I am performing an MNIST classification. I have the following training/validation loop:
for epoch in range(epochs):
t0 = time.time()
model.train()
running_loss = 0.
running_acc = 0.
for i, (image, label) in enumerate(train_loader):
optimizer.zero_grad()
image = image.to(device)
label = label.long()
label = label.to(device)
y = model(image)
loss = loss_function(y, label)
loss.backward()
optimizer.step()
running_loss += label.shape[0] * loss.item()
_, prediction = torch.max(y, 1)
total = label.shape[0]
correct = (prediction == label).sum().item()
running_acc += correct/total * 100
del image, label, y, loss
print(f"epoch {epoch} | time (sec) : {time.time() - t0:.2f} | t_acc : {(running_acc / len(train_loader)):.2f} | t_loss : {(running_loss / len(train_loader.dataset)):.2f}", end=" | ")
total = 0
correct = 0
with torch.no_grad():
model.eval()
running_loss = 0.
for i, (image, label) in enumerate(train_loader):
image = image.to(device)
label = label.long()
label = label.to(device)
y = model(image)
loss = loss_function(y, label)
running_loss += label.shape[0] * loss.item()
_, prediction = torch.max(y, 1)
total += label.shape[0]
correct += (prediction == label).sum().item()
print(f"v_acc : {(correct/total * 100):.2f} | v_loss : {(running_loss / len(train_loader.dataset)):2f}")
Note that the second half of the loop (beginning with with torch.no_grad()

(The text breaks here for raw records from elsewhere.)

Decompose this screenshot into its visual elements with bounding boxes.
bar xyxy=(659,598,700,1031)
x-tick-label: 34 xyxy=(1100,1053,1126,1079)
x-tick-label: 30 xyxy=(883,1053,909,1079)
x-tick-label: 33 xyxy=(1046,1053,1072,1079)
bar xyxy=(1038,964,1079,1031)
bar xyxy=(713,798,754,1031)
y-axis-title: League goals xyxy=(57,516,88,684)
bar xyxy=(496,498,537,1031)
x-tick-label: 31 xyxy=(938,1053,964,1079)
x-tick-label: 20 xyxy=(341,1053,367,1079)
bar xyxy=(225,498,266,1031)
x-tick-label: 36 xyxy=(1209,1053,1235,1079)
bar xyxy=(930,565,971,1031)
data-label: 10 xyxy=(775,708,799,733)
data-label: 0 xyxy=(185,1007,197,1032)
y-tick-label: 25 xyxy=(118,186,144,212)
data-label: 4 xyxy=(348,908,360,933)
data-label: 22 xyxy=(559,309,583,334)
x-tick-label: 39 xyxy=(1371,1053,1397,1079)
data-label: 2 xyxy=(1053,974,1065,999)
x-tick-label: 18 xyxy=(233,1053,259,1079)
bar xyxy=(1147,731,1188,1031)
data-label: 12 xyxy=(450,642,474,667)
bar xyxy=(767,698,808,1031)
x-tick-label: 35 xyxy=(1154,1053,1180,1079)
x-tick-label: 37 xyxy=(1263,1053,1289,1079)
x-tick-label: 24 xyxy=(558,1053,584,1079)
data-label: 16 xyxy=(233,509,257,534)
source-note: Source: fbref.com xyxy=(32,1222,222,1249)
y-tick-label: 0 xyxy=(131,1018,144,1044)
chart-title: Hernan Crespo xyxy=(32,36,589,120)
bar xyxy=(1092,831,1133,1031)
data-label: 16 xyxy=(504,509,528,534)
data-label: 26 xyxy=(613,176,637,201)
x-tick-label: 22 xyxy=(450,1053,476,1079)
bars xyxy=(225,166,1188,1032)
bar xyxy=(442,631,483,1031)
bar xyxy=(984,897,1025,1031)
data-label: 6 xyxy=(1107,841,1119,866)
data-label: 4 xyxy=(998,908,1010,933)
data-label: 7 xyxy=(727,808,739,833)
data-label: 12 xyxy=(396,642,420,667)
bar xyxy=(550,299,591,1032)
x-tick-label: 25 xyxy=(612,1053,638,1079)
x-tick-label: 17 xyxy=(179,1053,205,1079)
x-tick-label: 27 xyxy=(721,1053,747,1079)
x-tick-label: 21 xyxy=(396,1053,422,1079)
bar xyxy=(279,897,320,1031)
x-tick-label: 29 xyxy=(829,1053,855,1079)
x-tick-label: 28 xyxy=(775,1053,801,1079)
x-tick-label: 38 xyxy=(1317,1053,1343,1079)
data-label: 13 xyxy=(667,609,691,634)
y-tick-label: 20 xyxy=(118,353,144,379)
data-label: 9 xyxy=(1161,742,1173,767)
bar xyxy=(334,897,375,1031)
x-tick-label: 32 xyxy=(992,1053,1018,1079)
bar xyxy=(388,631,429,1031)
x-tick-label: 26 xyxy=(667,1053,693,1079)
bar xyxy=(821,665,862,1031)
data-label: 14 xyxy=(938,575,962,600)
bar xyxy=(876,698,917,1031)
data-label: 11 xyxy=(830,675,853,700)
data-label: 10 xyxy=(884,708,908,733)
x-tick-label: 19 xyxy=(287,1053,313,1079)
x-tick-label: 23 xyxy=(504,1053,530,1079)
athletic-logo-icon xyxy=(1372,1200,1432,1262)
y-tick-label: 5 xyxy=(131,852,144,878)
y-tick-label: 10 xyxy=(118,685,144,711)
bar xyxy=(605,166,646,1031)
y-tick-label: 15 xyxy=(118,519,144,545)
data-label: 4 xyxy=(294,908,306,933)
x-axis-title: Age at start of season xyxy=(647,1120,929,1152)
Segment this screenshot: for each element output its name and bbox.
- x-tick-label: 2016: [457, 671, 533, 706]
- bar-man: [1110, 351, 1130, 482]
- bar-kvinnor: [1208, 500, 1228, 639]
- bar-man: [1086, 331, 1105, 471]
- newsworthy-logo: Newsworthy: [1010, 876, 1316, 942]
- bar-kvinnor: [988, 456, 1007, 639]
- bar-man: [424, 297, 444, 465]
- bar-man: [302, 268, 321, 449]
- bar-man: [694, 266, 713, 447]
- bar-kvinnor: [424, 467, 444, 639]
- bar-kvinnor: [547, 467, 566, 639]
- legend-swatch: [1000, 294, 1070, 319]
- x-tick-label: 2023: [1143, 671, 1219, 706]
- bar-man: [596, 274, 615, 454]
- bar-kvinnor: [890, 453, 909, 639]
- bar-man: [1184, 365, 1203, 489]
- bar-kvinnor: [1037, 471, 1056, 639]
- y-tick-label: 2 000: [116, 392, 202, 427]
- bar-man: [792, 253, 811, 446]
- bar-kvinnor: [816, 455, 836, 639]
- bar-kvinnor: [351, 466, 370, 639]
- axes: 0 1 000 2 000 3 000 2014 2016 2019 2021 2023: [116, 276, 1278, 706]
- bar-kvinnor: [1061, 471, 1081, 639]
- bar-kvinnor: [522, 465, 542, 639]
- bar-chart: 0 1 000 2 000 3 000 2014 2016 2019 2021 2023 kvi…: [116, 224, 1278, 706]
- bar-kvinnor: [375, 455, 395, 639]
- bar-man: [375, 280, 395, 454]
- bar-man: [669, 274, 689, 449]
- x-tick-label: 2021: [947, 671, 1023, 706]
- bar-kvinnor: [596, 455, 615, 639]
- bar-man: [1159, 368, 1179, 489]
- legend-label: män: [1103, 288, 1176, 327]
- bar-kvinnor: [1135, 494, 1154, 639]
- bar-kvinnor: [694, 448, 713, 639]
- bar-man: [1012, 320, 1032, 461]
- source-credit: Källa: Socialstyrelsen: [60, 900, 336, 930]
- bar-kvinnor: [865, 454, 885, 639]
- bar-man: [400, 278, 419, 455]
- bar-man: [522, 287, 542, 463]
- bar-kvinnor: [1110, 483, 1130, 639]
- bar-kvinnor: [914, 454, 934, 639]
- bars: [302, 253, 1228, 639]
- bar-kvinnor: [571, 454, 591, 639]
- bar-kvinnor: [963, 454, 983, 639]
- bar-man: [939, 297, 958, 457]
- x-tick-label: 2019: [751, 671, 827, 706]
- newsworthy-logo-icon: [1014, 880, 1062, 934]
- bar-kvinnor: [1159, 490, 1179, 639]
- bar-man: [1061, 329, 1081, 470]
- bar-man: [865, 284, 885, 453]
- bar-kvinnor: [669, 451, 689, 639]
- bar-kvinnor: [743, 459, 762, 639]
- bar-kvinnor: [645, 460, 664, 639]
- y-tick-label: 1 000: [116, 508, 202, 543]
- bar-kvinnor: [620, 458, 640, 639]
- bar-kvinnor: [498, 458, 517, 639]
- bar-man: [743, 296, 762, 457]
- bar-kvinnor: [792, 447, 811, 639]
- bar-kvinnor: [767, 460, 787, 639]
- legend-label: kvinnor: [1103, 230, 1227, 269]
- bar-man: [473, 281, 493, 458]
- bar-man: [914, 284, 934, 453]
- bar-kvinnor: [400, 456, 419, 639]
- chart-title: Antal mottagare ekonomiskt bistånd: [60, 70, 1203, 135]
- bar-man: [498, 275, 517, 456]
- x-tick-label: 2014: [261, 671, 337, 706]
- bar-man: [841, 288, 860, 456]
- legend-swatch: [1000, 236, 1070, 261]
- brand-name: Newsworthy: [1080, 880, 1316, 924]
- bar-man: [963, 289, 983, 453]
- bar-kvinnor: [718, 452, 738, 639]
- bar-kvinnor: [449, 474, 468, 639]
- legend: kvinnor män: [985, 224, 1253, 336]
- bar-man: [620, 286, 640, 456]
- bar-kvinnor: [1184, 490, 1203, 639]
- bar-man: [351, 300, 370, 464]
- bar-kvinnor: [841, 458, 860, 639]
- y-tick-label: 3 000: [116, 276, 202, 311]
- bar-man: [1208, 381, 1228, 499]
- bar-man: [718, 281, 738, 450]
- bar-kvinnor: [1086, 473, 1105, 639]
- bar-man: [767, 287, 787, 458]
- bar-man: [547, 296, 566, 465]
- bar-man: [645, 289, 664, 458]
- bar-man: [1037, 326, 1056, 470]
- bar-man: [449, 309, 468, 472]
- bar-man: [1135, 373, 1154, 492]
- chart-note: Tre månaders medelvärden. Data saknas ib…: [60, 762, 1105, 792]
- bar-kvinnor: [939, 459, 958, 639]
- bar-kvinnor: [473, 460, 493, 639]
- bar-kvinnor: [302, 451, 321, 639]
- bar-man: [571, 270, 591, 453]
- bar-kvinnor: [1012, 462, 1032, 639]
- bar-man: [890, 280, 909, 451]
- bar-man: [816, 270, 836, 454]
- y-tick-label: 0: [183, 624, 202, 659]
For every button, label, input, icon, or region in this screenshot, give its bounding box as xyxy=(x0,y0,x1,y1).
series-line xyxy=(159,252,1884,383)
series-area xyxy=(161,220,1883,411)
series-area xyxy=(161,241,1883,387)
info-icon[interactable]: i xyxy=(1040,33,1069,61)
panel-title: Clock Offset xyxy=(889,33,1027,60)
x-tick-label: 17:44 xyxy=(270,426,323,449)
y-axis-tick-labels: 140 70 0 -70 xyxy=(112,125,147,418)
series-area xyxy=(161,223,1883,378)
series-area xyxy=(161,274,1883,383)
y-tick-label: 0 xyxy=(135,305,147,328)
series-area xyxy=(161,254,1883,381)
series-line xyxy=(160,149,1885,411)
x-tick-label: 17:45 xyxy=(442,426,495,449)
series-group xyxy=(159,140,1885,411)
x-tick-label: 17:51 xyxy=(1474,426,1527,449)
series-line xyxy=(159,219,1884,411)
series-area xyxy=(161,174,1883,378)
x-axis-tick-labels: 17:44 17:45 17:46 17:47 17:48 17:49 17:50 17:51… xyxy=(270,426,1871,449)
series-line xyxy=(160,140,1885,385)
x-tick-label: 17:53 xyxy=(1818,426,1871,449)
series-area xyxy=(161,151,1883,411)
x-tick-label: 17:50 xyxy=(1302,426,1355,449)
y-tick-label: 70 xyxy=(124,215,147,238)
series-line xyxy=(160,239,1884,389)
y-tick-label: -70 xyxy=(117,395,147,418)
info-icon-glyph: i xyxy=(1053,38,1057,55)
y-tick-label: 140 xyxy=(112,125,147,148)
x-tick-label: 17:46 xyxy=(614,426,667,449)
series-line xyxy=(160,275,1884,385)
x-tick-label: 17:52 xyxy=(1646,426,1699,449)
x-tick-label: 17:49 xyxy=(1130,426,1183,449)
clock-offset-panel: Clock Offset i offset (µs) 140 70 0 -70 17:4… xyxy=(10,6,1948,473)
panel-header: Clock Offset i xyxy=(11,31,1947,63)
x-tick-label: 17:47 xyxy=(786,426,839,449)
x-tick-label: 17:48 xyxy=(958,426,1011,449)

) would usually iterate over a validation_loader
. However, suspicious that my model was not training properly, I replaced validation_loader
with train_loader
. Thus, I should be seeing more or less equal values for t_loss
and v_loss
and t_acc
and v_acc
, respectively. I understand that there will be slight discrepancies since I’m computing t_loss
and t_acc
as a mean across batches, whereas v_loss
and v_acc
are computed over the entire training set. Nevertheless, looking at the output below, the discrepancies seem too large:
epoch 0 | time (sec) : 29.59 | t_acc : 21.94 | t_loss : 2.10 | v_acc : 20.28 | v_loss : 2.236833
epoch 1 | time (sec) : 29.61 | t_acc : 23.26 | t_loss : 2.06 | v_acc : 21.78 | v_loss : 2.374591
epoch 2 | time (sec) : 29.62 | t_acc : 28.54 | t_loss : 1.88 | v_acc : 28.54 | v_loss : 1.955524
epoch 3 | time (sec) : 30.20 | t_acc : 40.07 | t_loss : 1.54 | v_acc : 27.01 | v_loss : 2.046747
epoch 4 | time (sec) : 29.40 | t_acc : 44.82 | t_loss : 1.46 | v_acc : 30.15 | v_loss : 1.866847
epoch 5 | time (sec) : 29.38 | t_acc : 55.17 | t_loss : 1.23 | v_acc : 40.11 | v_loss : 1.924560
epoch 6 | time (sec) : 29.70 | t_acc : 77.41 | t_loss : 0.70 | v_acc : 79.59 | v_loss : 0.626660
epoch 7 | time (sec) : 29.65 | t_acc : 84.70 | t_loss : 0.48 | v_acc : 69.35 | v_loss : 0.946439
epoch 8 | time (sec) : 29.93 | t_acc : 87.11 | t_loss : 0.41 | v_acc : 86.33 | v_loss : 0.430216
epoch 9 | time (sec) : 29.97 | t_acc : 88.47 | t_loss : 0.37 | v_acc : 65.38 | v_loss : 1.158408
epoch 10 | time (sec) : 29.90 | t_acc : 89.18 | t_loss : 0.34 | v_acc : 71.23 | v_loss : 0.953730
epoch 11 | time (sec) : 29.63 | t_acc : 90.37 | t_loss : 0.30 | v_acc : 75.13 | v_loss : 0.789689
epoch 12 | time (sec) : 29.62 | t_acc : 90.97 | t_loss : 0.29 | v_acc : 62.28 | v_loss : 1.321358
I have a single nn.BatchNorm1d
in my fully connected block, and since this is the only layer that is affected by model.eval()
, I was thinking that perhaps this was the culprit. Still, I find it hard to believe that this alone is causing the above-mentioned discrepancies. Why am I experiencing this behavior?